В Лондоне он провел всего четыре дня. Никто его не встретил, никто здесь его не чествовал, никто не мучил приглашениями. Кроме довольно парадного обеда у директора филармонического общества Бергера, остальное время он проводил или в одиночестве, или в обществе Ондричка, известного виртуоза-скрипача, и его супруги. Но в противоречие с видимостью, нигде в артистическом смысле посещение его не оставило более блестящего следа и не было богаче последствиями для его славы. В настоящее время, после России и Америки, нигде он не имеет большей популярности.

Он исполнил здесь серенаду для смычковых инструментов и вариации из сюиты № 3. «Успех был большой, – писал он в том же письме, – и особенно струнная серенада вызвала очень шумные одобрения и троекратный вызов, что для сдержанной лондонской публики значит очень много. Вариации понравились меньше, хотя и им аплодировали очень дружно».

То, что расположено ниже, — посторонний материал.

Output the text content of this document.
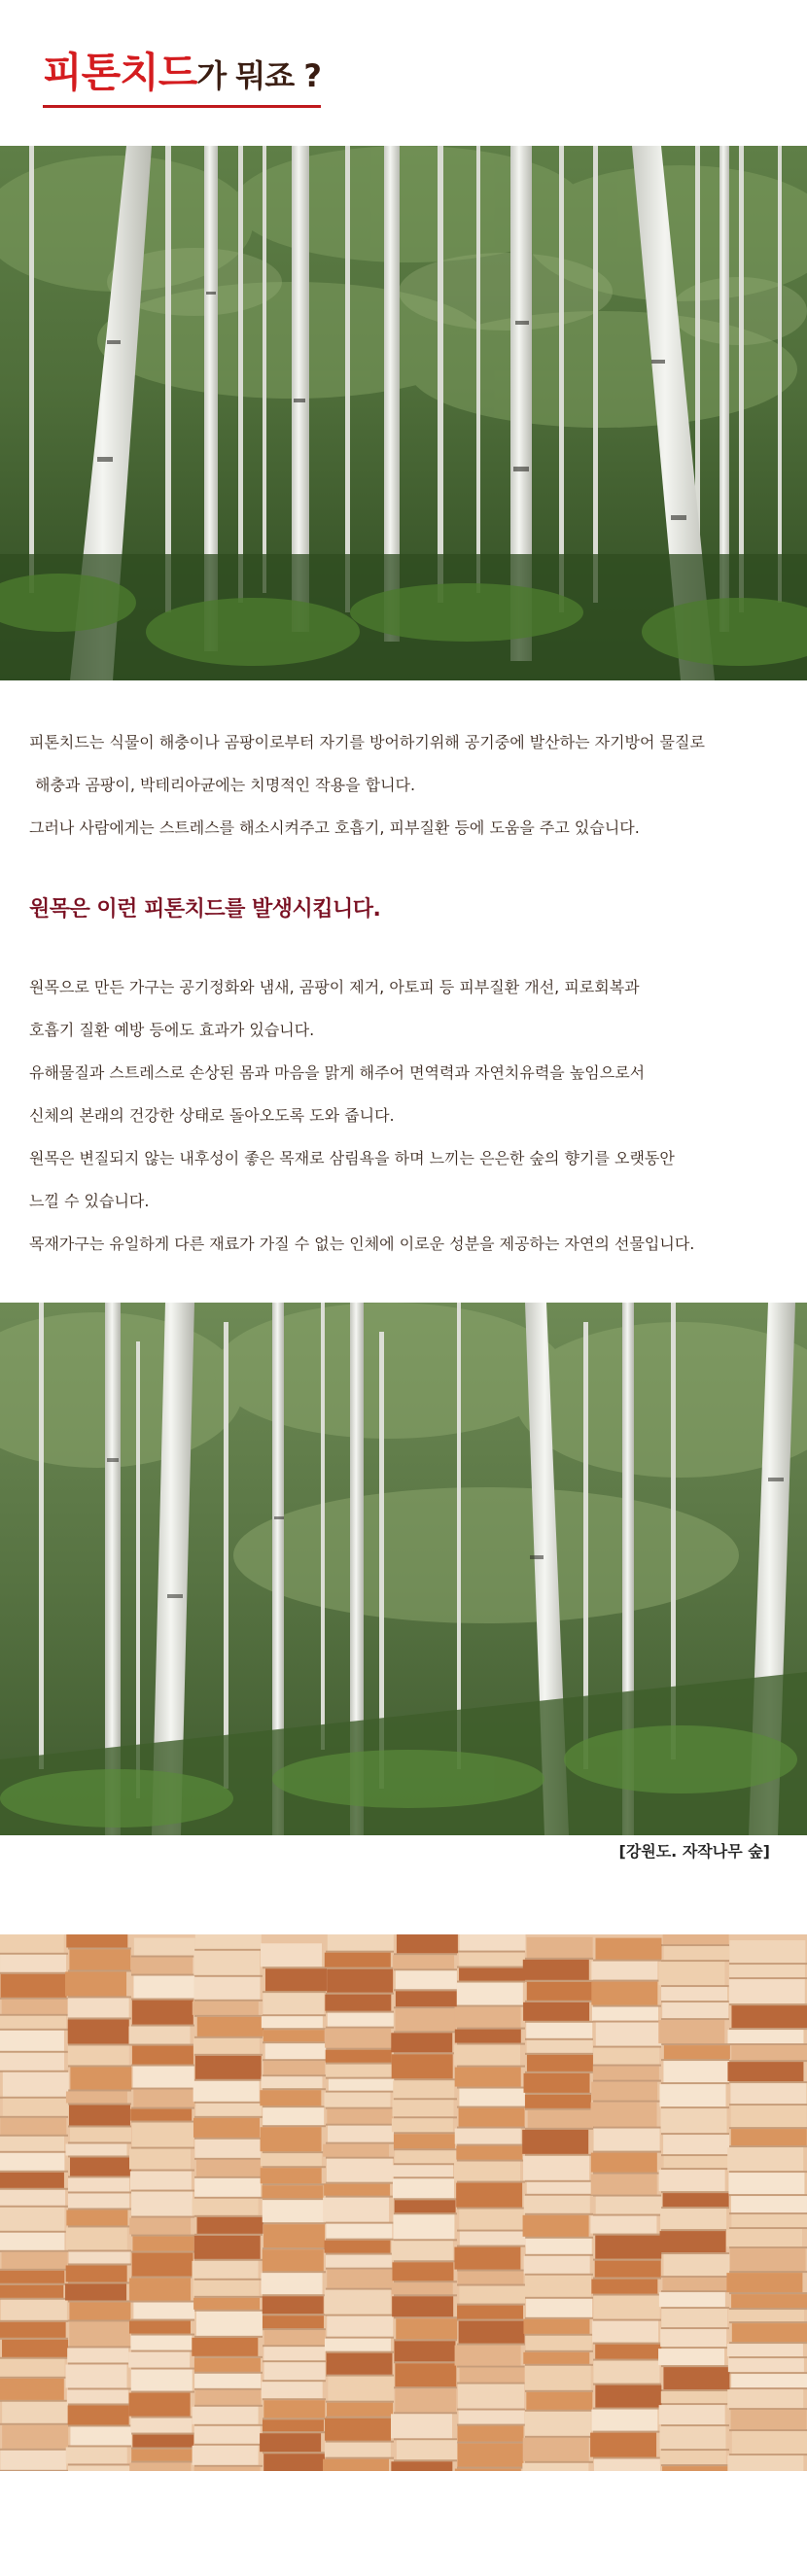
피톤치드 가 뭐죠 ?
피톤치드는 식물이 해충이나 곰팡이로부터 자기를 방어하기위해 공기중에 발산하는 자기방어 물질로
해충과 곰팡이, 박테리아균에는 치명적인 작용을 합니다.
그러나 사람에게는 스트레스를 해소시켜주고 호흡기, 피부질환 등에 도움을 주고 있습니다.
원목은 이런 피톤치드를 발생시킵니다.
원목으로 만든 가구는 공기정화와 냄새, 곰팡이 제거, 아토피 등 피부질환 개선, 피로회복과
호흡기 질환 예방 등에도 효과가 있습니다.
유해물질과 스트레스로 손상된 몸과 마음을 맑게 해주어 면역력과 자연치유력을 높임으로서
신체의 본래의 건강한 상태로 돌아오도록 도와 줍니다.
원목은 변질되지 않는 내후성이 좋은 목재로 삼림욕을 하며 느끼는 은은한 숲의 향기를 오랫동안
느낄 수 있습니다.
목재가구는 유일하게 다른 재료가 가질 수 없는 인체에 이로운 성분을 제공하는 자연의 선물입니다.
[강원도. 자작나무 숲]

Выдающийся успех Петра Ильича и как композитора, и как дирижера констатируется всеми имеющимися у меня отзывами лондонской прессы. «И автор, и произведения были приняты гораздо горячее простого вежливого одобрения», – говорит «The Musical Times», сожалея только о том, что Петр Ильич не выбрал чего-нибудь более значительного и серьезного для первого знакомства с лондонцами. «Дебют г. Чайковского был решительный успех», «русский композитор был принят английской публикой знаками единодушного одобрения», «покидая зал концерта, г. Чайковский, вероятно, был вполне удовлетворен чрезвычайно сердечным приемом, оказанным ему лондонцами» – говорили другие газеты.

Описав вышеизложенное, «таким образом, – говорит Петр Ильич, – кончились мои мучения, страхи и волнения, но, нужно и правду сказать, и радости» первой артистической поездки за границу.


К Н. А. Римскому-Корсакову

Лондон. 8 марта 1888 года.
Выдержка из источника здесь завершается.